In 1972, Home Box Office began its life covering sports, then branched out into comedy shows. Some ten years later, Not Necessarily the News premiered as HBO’s first Original Series. This farce, which lampooned network news, was followed by the critically acclaimed Larry Sanders Show (****) and, more recently, by Larry David’s Curb Your Enthusiasm (***1/2), seasons of both of which I now own on DVD.

HBO’s virtual immunity from censors and commercial interruptions has meant that the channel can develop programming that does not depend on sponsors’ money or approval. Avoiding sponsors allowed them to tackle politically loaded topics without affecting their bottom line or creative direction. And the Band Played On (***1/2), If These Walls Could Talk (***), Live from Baghdad (****), The Gathering Storm (****), and Iron Jawed Angels (****1/2) presented social and historical issues with unflinching honesty.

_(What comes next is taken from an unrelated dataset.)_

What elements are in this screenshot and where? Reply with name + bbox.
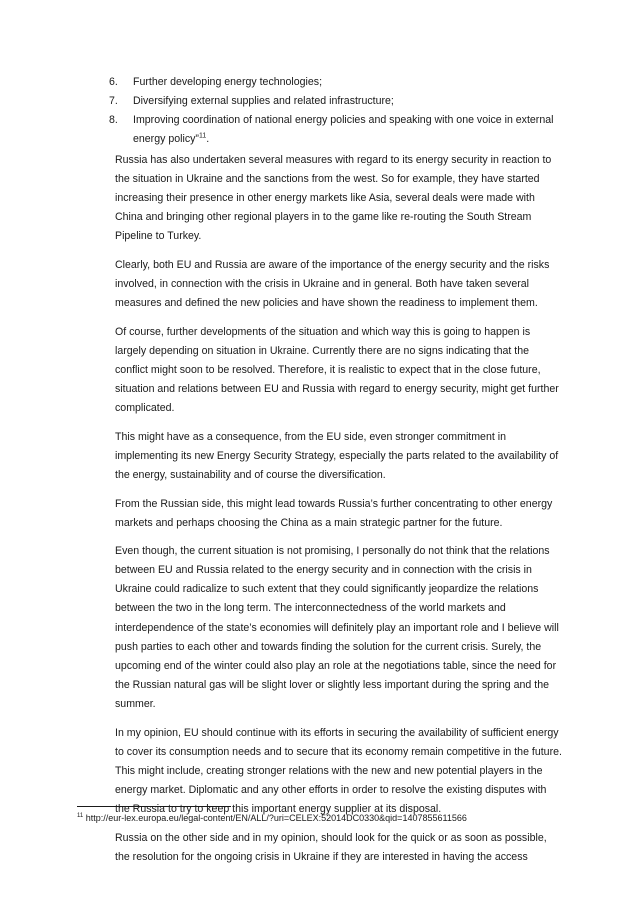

The need to appeal to a wide audience, and therefore a wide population of advertisers, forces the major networks to sanitize their programming, resulting in television that lacks weight, truthfulness, and originality. Formulas are endlessly repeated, and serious social issues are resolved with a laugh track or, worse, oversimplification.

Many half-hour network television shows devote more than a third of each episode -- about 12 minutes -- to commercials. Hour-long shows top off at about 42 minutes of entertainment and 18 minutes of advertising. HBO’s witty Sex and the City (****1/2) fills almost its entire 30-minute time slot, while episodes of such hour-long HBO series as Deadwood (***) and Carnivāle (***1/2) run about 58 minutes each. This leaves just enough time for HBO to advertise its own other shows. You won’t see any product advertisement.

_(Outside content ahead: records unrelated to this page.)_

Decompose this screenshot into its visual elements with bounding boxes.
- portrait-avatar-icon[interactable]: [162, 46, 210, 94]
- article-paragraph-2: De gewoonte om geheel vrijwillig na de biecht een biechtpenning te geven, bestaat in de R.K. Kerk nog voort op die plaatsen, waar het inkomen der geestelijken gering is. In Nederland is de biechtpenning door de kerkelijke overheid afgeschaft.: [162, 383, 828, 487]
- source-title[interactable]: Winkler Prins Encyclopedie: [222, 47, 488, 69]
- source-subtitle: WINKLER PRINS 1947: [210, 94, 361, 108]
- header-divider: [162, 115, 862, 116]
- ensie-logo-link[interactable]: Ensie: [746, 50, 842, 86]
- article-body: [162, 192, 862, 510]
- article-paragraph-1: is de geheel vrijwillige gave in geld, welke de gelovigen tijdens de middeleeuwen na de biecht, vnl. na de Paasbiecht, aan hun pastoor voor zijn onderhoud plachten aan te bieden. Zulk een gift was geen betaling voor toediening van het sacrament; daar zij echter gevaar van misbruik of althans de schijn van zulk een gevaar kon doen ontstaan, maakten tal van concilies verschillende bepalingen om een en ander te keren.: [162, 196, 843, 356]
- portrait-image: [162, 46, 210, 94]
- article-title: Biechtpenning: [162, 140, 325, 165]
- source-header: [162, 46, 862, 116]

It’s wonderful to watch an entire show without commercial interruptions. What’s even nicer is the quality and honesty I’ve experienced in every HBO show I’ve watched. Although my wife and I do not subscribe to HBO, we’re big fans of its programming and own many of their DVDs. Sex and the City, The Sopranos (****1/2), and Six Feet Under (*****) are among our favorite dramas. Watch The Sopranos, Oz (****), The Wire (****), or HBO’s miniseries Band of Brothers (*****) and you see a class of cinema once available only on the big screen. Acting, set design, direction, and, most important, writing, are vastly superior to what’s found on the majority of commercial-driven programming. Tony Soprano would not be as memorable or possess his depth of character were his actions censored, or the dramatic flow of the story interrupted by commercials. The gruesome reality of war would not have been as realistic had the bloodletting been edited out of Band of Brothers.

So far, my favorite program to have come out of the HBO studios is Six Feet Under. My review of the second season expresses how enamored I am by the show’s writing and beautifully drawn characters. Six Feet Under could not exist without pay TV. The show’s homosexual content, graphic depictions of death, and realistic human situations would be too much for a commercial network to bear. Compromises would be made. David would have to be a happy gay man, while Nate and Brenda couldn’t have sex. Mother Fisher would act like Mrs. Brady, and Claire would be a gifted and successful artist with a steady boyfriend with golden locks and water-blue eyes. And no one would be able to say the F word, even when the situation and character called for it. The show would be a pale imitation of what drama and true-to-life situations should be -- with an unrealistic happy ending thrown in for good measure.

The third season of Six Feet Under promises to be even more realistic and riveting. When last we saw the Fishers, Nate was having an out-of-body experience during brain surgery, while David, Claire, and Ruth Fisher came to understand what being a family really means as the troubled Brenda moves away. The best part about a show like Six Feet Under is its willingness to let the characters reflect on a situation. As in great cinema, a look or gesture can convey the most complex emotions. The majority of commercial television shows give little time to such details -- after all, viewers might get bored, change the channel, and miss a commercial or two. Lesser shows resort to using voiceovers to explain characters’ emotional states.

The true reality shows are not about wife-swapping or going one on one with "the Donald." Good reality television depicts characters who mirror how actual human beings deal with life every day. The producers at HBO seem to get it. They know that if they continue to develop programming people can connect with, then they will never need to rely on advertising and compromise their standards.